Yesterday’s unexpected announcement regarding a substantial decrease in reciprocal tariffs between the United States and China triggered a notable surge in oil prices. Brent crude experienced an increase of up to 4%, surpassing $66 per barrel, while West Texas Intermediate (WTI) reached $63.6 per barrel, according to insights from Commerzbank’s commodity analyst, Carsten Fritsch. This positive market reaction reflects the potential for increased global economic activity and, consequently, higher oil demand.
US-China Trade Discussions Provide Tailwinds for Oil Prices
“Oil prices had already exhibited a discernible upward trend on Friday, fueled by optimistic expectations surrounding the trade negotiations that transpired over the preceding weekend. The agreed-upon tariff reduction is slated to be in effect for an initial period of 90 days. Starting tomorrow, the United States will impose a 30% tariff on imports originating from China, while China will levy a 10% tariff on imports from the United States. However, the existing additional 10% tariff on US crude oil, which China implemented in February as a retaliatory measure against prior US tariffs, is expected to remain in effect,” Fritsch explained. This nuanced tariff landscape highlights the complexities that still exist within the broader trade relationship.

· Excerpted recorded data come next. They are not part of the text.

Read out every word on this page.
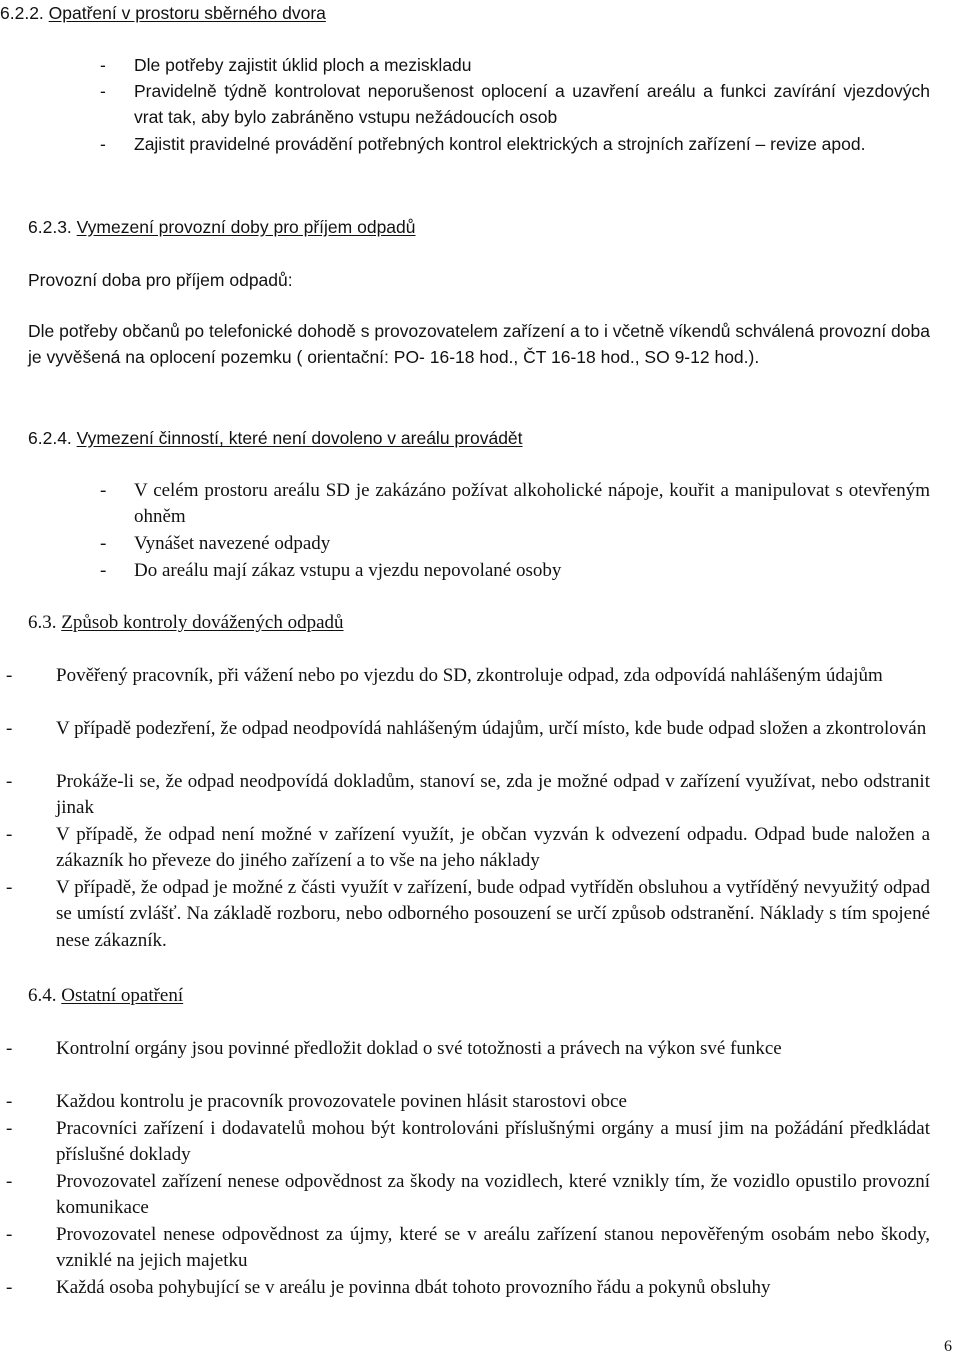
6.2.2. Opatření v prostoru sběrného dvora
- Dle potřeby zajistit úklid ploch a meziskladu
- Pravidelně týdně kontrolovat neporušenost oplocení a uzavření areálu a funkci zavírání vjezdových vrat tak, aby bylo zabráněno vstupu nežádoucích osob
- Zajistit pravidelné provádění potřebných kontrol elektrických a strojních zařízení – revize apod.
6.2.3. Vymezení provozní doby pro příjem odpadů
Provozní doba pro příjem odpadů:
Dle potřeby občanů po telefonické dohodě s provozovatelem zařízení a to i včetně víkendů schválená provozní doba je vyvěšená na oplocení pozemku ( orientační: PO- 16-18 hod., ČT 16-18 hod., SO 9-12 hod.).
6.2.4. Vymezení činností, které není dovoleno v areálu provádět
- V celém prostoru areálu SD je zakázáno požívat alkoholické nápoje, kouřit a manipulovat s otevřeným ohněm
- Vynášet navezené odpady
- Do areálu mají zákaz vstupu a vjezdu nepovolané osoby
6.3. Způsob kontroly dovážených odpadů
- Pověřený pracovník, při vážení nebo po vjezdu do SD, zkontroluje odpad, zda odpovídá nahlášeným údajům
- V případě podezření, že odpad neodpovídá nahlášeným údajům, určí místo, kde bude odpad složen a zkontrolován
- Prokáže-li se, že odpad neodpovídá dokladům, stanoví se, zda je možné odpad v zařízení využívat, nebo odstranit jinak
- V případě, že odpad není možné v zařízení využít, je občan vyzván k odvezení odpadu. Odpad bude naložen a zákazník ho převeze do jiného zařízení a to vše na jeho náklady
- V případě, že odpad je možné z části využít v zařízení, bude odpad vytříděn obsluhou a vytříděný nevyužitý odpad se umístí zvlášť. Na základě rozboru, nebo odborného posouzení se určí způsob odstranění. Náklady s tím spojené nese zákazník.
6.4. Ostatní opatření
- Kontrolní orgány jsou povinné předložit doklad o své totožnosti a právech na výkon své funkce
- Každou kontrolu je pracovník provozovatele povinen hlásit starostovi obce
- Pracovníci zařízení i dodavatelů mohou být kontrolováni příslušnými orgány a musí jim na požádání předkládat příslušné doklady
- Provozovatel zařízení nenese odpovědnost za škody na vozidlech, které vznikly tím, že vozidlo opustilo provozní komunikace
- Provozovatel nenese odpovědnost za újmy, které se v areálu zařízení stanou nepověřeným osobám nebo škody, vzniklé na jejich majetku
- Každá osoba pohybující se v areálu je povinna dbát tohoto provozního řádu a pokynů obsluhy
6
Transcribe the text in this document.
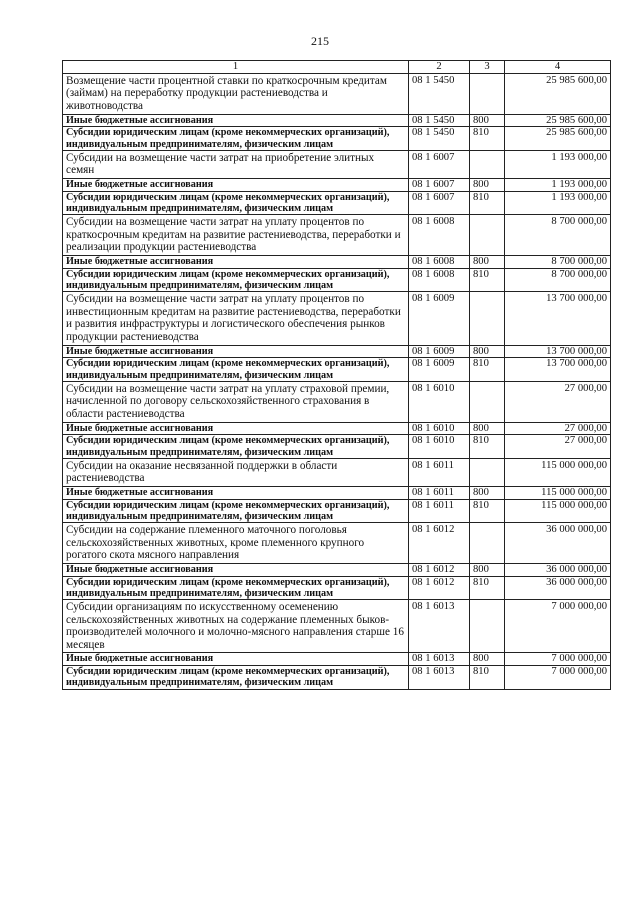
215
1	2	3	4
Возмещение части процентной ставки по краткосрочным кредитам (займам) на переработку продукции растениеводства и животноводства	08 1 5450		25 985 600,00
Иные бюджетные ассигнования	08 1 5450	800	25 985 600,00
Субсидии юридическим лицам (кроме некоммерческих организаций), индивидуальным предпринимателям, физическим лицам	08 1 5450	810	25 985 600,00
Субсидии на возмещение части затрат на приобретение элитных семян	08 1 6007		1 193 000,00
Иные бюджетные ассигнования	08 1 6007	800	1 193 000,00
Субсидии юридическим лицам (кроме некоммерческих организаций), индивидуальным предпринимателям, физическим лицам	08 1 6007	810	1 193 000,00
Субсидии на возмещение части затрат на уплату процентов по краткосрочным кредитам на развитие растениеводства, переработки и реализации продукции растениеводства	08 1 6008		8 700 000,00
Иные бюджетные ассигнования	08 1 6008	800	8 700 000,00
Субсидии юридическим лицам (кроме некоммерческих организаций), индивидуальным предпринимателям, физическим лицам	08 1 6008	810	8 700 000,00
Субсидии на возмещение части затрат на уплату процентов по инвестиционным кредитам на развитие растениеводства, переработки и развития инфраструктуры и логистического обеспечения рынков продукции растениеводства	08 1 6009		13 700 000,00
Иные бюджетные ассигнования	08 1 6009	800	13 700 000,00
Субсидии юридическим лицам (кроме некоммерческих организаций), индивидуальным предпринимателям, физическим лицам	08 1 6009	810	13 700 000,00
Субсидии на возмещение части затрат на уплату страховой премии, начисленной по договору сельскохозяйственного страхования в области растениеводства	08 1 6010		27 000,00
Иные бюджетные ассигнования	08 1 6010	800	27 000,00
Субсидии юридическим лицам (кроме некоммерческих организаций), индивидуальным предпринимателям, физическим лицам	08 1 6010	810	27 000,00
Субсидии на оказание несвязанной поддержки в области растениеводства	08 1 6011		115 000 000,00
Иные бюджетные ассигнования	08 1 6011	800	115 000 000,00
Субсидии юридическим лицам (кроме некоммерческих организаций), индивидуальным предпринимателям, физическим лицам	08 1 6011	810	115 000 000,00
Субсидии на содержание племенного маточного поголовья сельскохозяйственных животных, кроме племенного крупного рогатого скота мясного направления	08 1 6012		36 000 000,00
Иные бюджетные ассигнования	08 1 6012	800	36 000 000,00
Субсидии юридическим лицам (кроме некоммерческих организаций), индивидуальным предпринимателям, физическим лицам	08 1 6012	810	36 000 000,00
Субсидии организациям по искусственному осеменению сельскохозяйственных животных на содержание племенных быков-производителей молочного и молочно-мясного направления старше 16 месяцев	08 1 6013		7 000 000,00
Иные бюджетные ассигнования	08 1 6013	800	7 000 000,00
Субсидии юридическим лицам (кроме некоммерческих организаций), индивидуальным предпринимателям, физическим лицам	08 1 6013	810	7 000 000,00
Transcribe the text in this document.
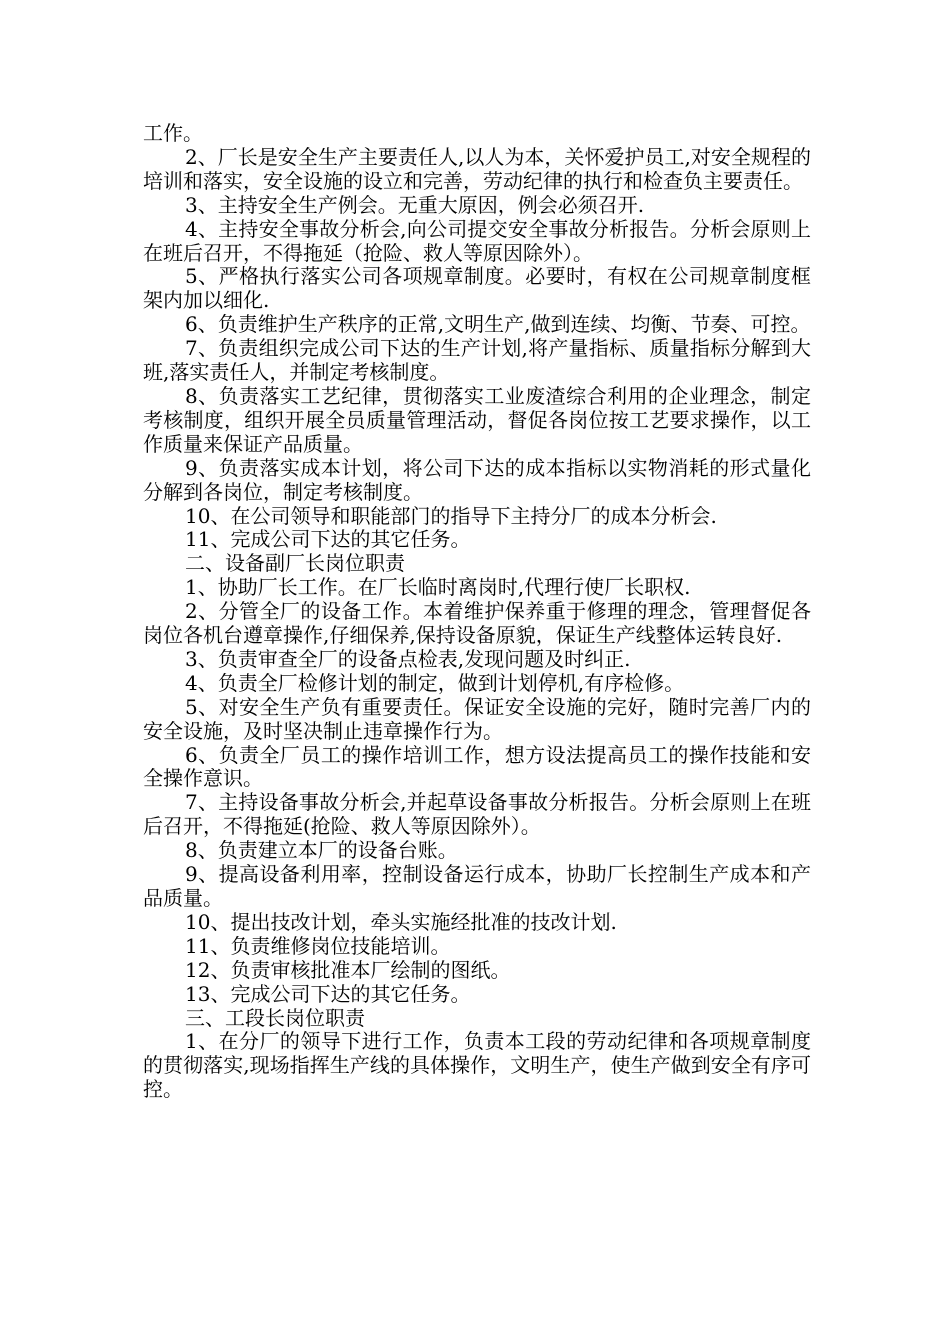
工作。

2、厂长是安全生产主要责任人,以人为本，关怀爱护员工,对安全规程的培训和落实，安全设施的设立和完善，劳动纪律的执行和检查负主要责任。

3、主持安全生产例会。无重大原因，例会必须召开.

4、主持安全事故分析会,向公司提交安全事故分析报告。分析会原则上在班后召开，不得拖延（抢险、救人等原因除外）。

5、严格执行落实公司各项规章制度。必要时，有权在公司规章制度框架内加以细化.

6、负责维护生产秩序的正常,文明生产,做到连续、均衡、节奏、可控。

7、负责组织完成公司下达的生产计划,将产量指标、质量指标分解到大班,落实责任人，并制定考核制度。

8、负责落实工艺纪律，贯彻落实工业废渣综合利用的企业理念，制定考核制度，组织开展全员质量管理活动，督促各岗位按工艺要求操作，以工作质量来保证产品质量。

9、负责落实成本计划，将公司下达的成本指标以实物消耗的形式量化分解到各岗位，制定考核制度。

10、在公司领导和职能部门的指导下主持分厂的成本分析会.

11、完成公司下达的其它任务。

二、设备副厂长岗位职责

1、协助厂长工作。在厂长临时离岗时,代理行使厂长职权.

2、分管全厂的设备工作。本着维护保养重于修理的理念，管理督促各岗位各机台遵章操作,仔细保养,保持设备原貌，保证生产线整体运转良好.

3、负责审查全厂的设备点检表,发现问题及时纠正.

4、负责全厂检修计划的制定，做到计划停机,有序检修。

5、对安全生产负有重要责任。保证安全设施的完好，随时完善厂内的安全设施，及时坚决制止违章操作行为。

6、负责全厂员工的操作培训工作，想方设法提高员工的操作技能和安全操作意识。

7、主持设备事故分析会,并起草设备事故分析报告。分析会原则上在班后召开，不得拖延(抢险、救人等原因除外）。

8、负责建立本厂的设备台账。

9、提高设备利用率，控制设备运行成本，协助厂长控制生产成本和产品质量。

10、提出技改计划，牵头实施经批准的技改计划.

11、负责维修岗位技能培训。

12、负责审核批准本厂绘制的图纸。

13、完成公司下达的其它任务。

三、工段长岗位职责

1、在分厂的领导下进行工作，负责本工段的劳动纪律和各项规章制度的贯彻落实,现场指挥生产线的具体操作，文明生产，使生产做到安全有序可控。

“The de-escalation of the trade conflict has effectively mitigated the downside risk to global oil demand. Nevertheless, securing a more enduring resolution to the trade dispute between the world’s two largest oil-consuming nations within the next three months remains paramount. One potential element of a comprehensive agreement could involve increased crude oil imports by China from the United States. Furthermore, the recent price appreciation has contributed to a renewed strengthening of the backwardation observed at the front end of the Brent futures curve,” Fritsch added. Backwardation, where near-term futures contracts trade at a premium to longer-dated contracts, typically signals tighter supply conditions and heightened market optimism. Market analysts are also closely watching upcoming inventory data from the Energy Information Administration (EIA) and any statements from OPEC+ regarding future production levels, as these factors could further influence price movements in the near term. The market’s overall sentiment remains cautiously optimistic, contingent on continued progress in US-China trade relations and the absence of any unforeseen geopolitical events.